I am in the process of moving a static HTML onto WordPress.

I am trying to figure a way in which I can pull specific HTML content from the files(title tags, description tags, <h1> tags, etc.). I have around 120 local files and doing it all by hand would be a long process.

However, if I could get this data into a CSV I can quickly move this site.

Does anyone have any advice or experience with this type of process? Any help would be greatly appreciated.

Billal Begueradj
  • 20,717
  • 43
  • 112
  • 130
Enigma
  • 21
  • 3
  • 1
    Load each html into a browser (or similar) and then simply pull its elements and their content using DOM methods ... and I also voted to close this question as "searching for a tool", which is off topic here at SO – Asons Oct 13 '16 at 18:12
  • Thanks for trying to close my question when I"m just asking for direction not for someone to do it for me. – Enigma Oct 13 '16 at 19:06
  • 1
    I gave a suggestion to help out, ... and this question is off topic here at SO, read our help center and you'll find it there – Asons Oct 13 '16 at 19:15
  • Write a script to parse the files? With HTML this can be a tricky thing. See also [Why not to parse HTML using RegEx](http://stackoverflow.com/questions/1732348/regex-match-open-tags-except-xhtml-self-contained-tags) or [this](http://stackoverflow.com/a/590789/6590026). – Seth Oct 14 '16 at 08:57
  • I ended up having to do this by hand. I was able to do all the pages in one pass in sublime text using regex. Had to pull some tricks but in general, I've gotten it down decently well. – Enigma Oct 17 '16 at 18:55

1 Answers1

0

The question is about extracting certain HTML elements, out of a given HTML file. There are multiple ways to do this. Let me point out some of them below.
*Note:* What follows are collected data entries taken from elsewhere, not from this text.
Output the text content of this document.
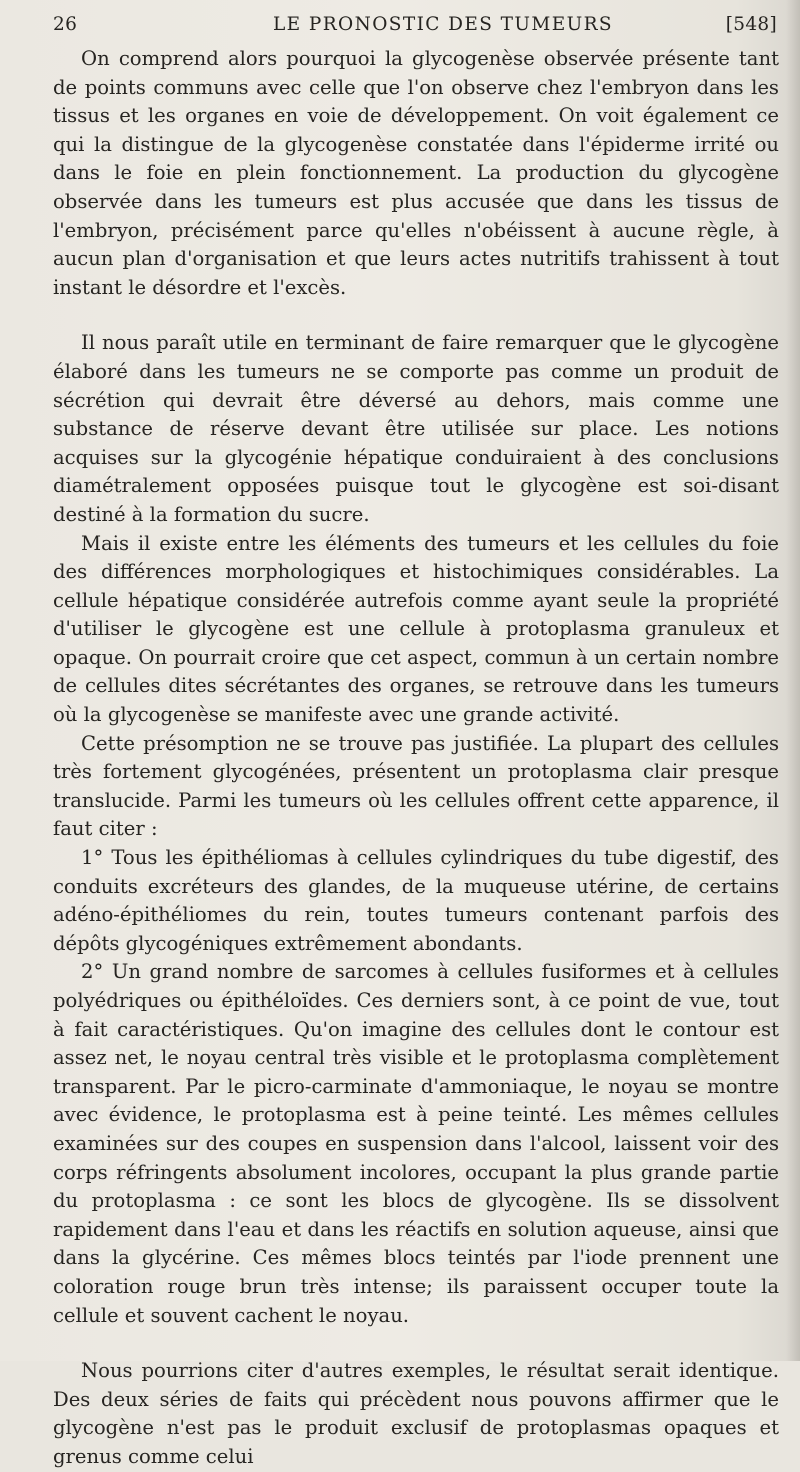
26	LE PRONOSTIC DES TUMEURS	[548]

On comprend alors pourquoi la glycogenèse observée présente tant de points communs avec celle que l'on observe chez l'embryon dans les tissus et les organes en voie de développement. On voit également ce qui la distingue de la glycogenèse constatée dans l'épiderme irrité ou dans le foie en plein fonctionnement. La production du glycogène observée dans les tumeurs est plus accusée que dans les tissus de l'embryon, précisément parce qu'elles n'obéissent à aucune règle, à aucun plan d'organisation et que leurs actes nutritifs trahissent à tout instant le désordre et l'excès.

Il nous paraît utile en terminant de faire remarquer que le glycogène élaboré dans les tumeurs ne se comporte pas comme un produit de sécrétion qui devrait être déversé au dehors, mais comme une substance de réserve devant être utilisée sur place. Les notions acquises sur la glycogénie hépatique conduiraient à des conclusions diamétralement opposées puisque tout le glycogène est soi-disant destiné à la formation du sucre.

Mais il existe entre les éléments des tumeurs et les cellules du foie des différences morphologiques et histochimiques considérables. La cellule hépatique considérée autrefois comme ayant seule la propriété d'utiliser le glycogène est une cellule à protoplasma granuleux et opaque. On pourrait croire que cet aspect, commun à un certain nombre de cellules dites sécrétantes des organes, se retrouve dans les tumeurs où la glycogenèse se manifeste avec une grande activité.

Cette présomption ne se trouve pas justifiée. La plupart des cellules très fortement glycogénées, présentent un protoplasma clair presque translucide. Parmi les tumeurs où les cellules offrent cette apparence, il faut citer :

1° Tous les épithéliomas à cellules cylindriques du tube digestif, des conduits excréteurs des glandes, de la muqueuse utérine, de certains adéno-épithéliomes du rein, toutes tumeurs contenant parfois des dépôts glycogéniques extrêmement abondants.

2° Un grand nombre de sarcomes à cellules fusiformes et à cellules polyédriques ou épithéloïdes. Ces derniers sont, à ce point de vue, tout à fait caractéristiques. Qu'on imagine des cellules dont le contour est assez net, le noyau central très visible et le protoplasma complètement transparent. Par le picro-carminate d'ammoniaque, le noyau se montre avec évidence, le protoplasma est à peine teinté. Les mêmes cellules examinées sur des coupes en suspension dans l'alcool, laissent voir des corps réfringents absolument incolores, occupant la plus grande partie du protoplasma : ce sont les blocs de glycogène. Ils se dissolvent rapidement dans l'eau et dans les réactifs en solution aqueuse, ainsi que dans la glycérine. Ces mêmes blocs teintés par l'iode prennent une coloration rouge brun très intense; ils paraissent occuper toute la cellule et souvent cachent le noyau.

Nous pourrions citer d'autres exemples, le résultat serait identique. Des deux séries de faits qui précèdent nous pouvons affirmer que le glycogène n'est pas le produit exclusif de protoplasmas opaques et grenus comme celui
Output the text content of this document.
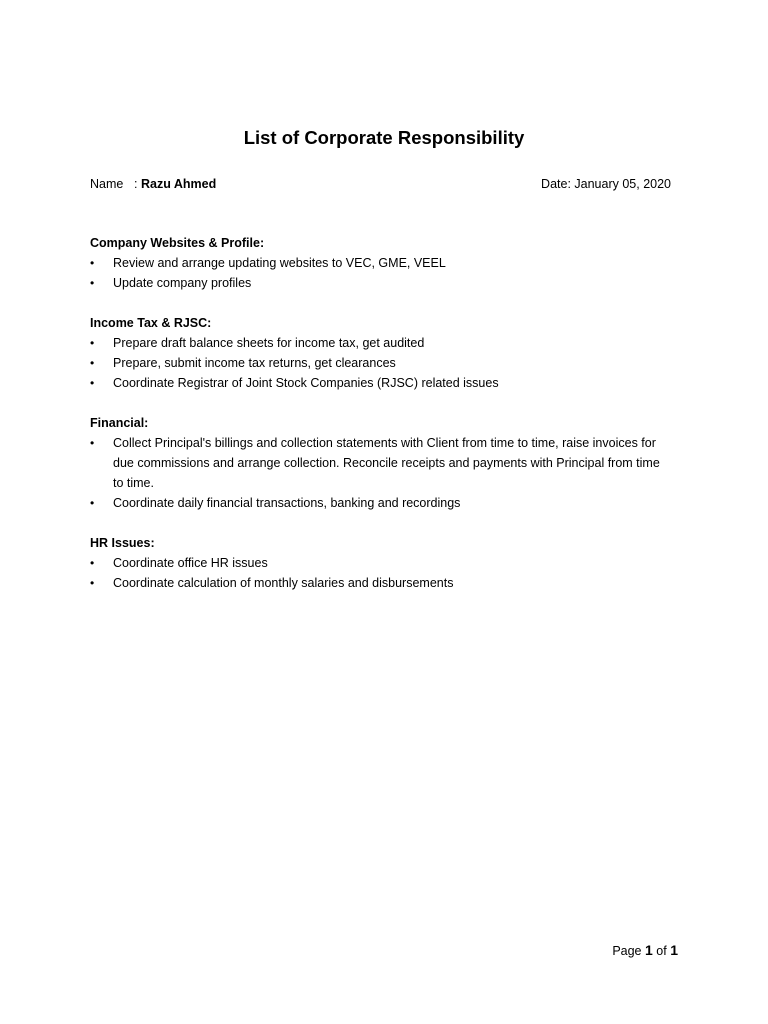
List of Corporate Responsibility
Name : Razu Ahmed	Date: January 05, 2020

Company Websites & Profile:

•	Review and arrange updating websites to VEC, GME, VEEL
•	Update company profiles

Income Tax & RJSC:

•	Prepare draft balance sheets for income tax, get audited
•	Prepare, submit income tax returns, get clearances
•	Coordinate Registrar of Joint Stock Companies (RJSC) related issues

Financial:

•	Collect Principal's billings and collection statements with Client from time to time, raise invoices for due commissions and arrange collection. Reconcile receipts and payments with Principal from time to time.
•	Coordinate daily financial transactions, banking and recordings

HR Issues:

•	Coordinate office HR issues
•	Coordinate calculation of monthly salaries and disbursements
Page 1 of 1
1) Use a script with a Library to do this. For Java use JSOUP.

String br = "<html><source>foo bar bar</source></html>";
Document doc = Jsoup.parse(br, "", Parser.xmlParser());

for (Element sentence : doc.getElementsByTag("source"))
    System.out.println(sentence.text());
}

This will give you the list of elements with the HTML tag source. You can do the same for other languages like python (use BeautifulSoup) and NodeJS.

2) You can write a script to read HTML files as text files and do a search on text.

Move all your HTML files into a folder, and write a small program to load each file and search for the specific tags. Later save it to a CSV or any preferred output.

3) You can do the same with grep.

Simple do a search and load the results directly into a CSV file.

There are multiple other ways to do it. Since you mentioned that the manual workload is higher, try doing a small script to get the job done. Use the first approach as it is faster and easier.

Keet Sugathadasa
  • 11,595
  • 6
  • 65
  • 80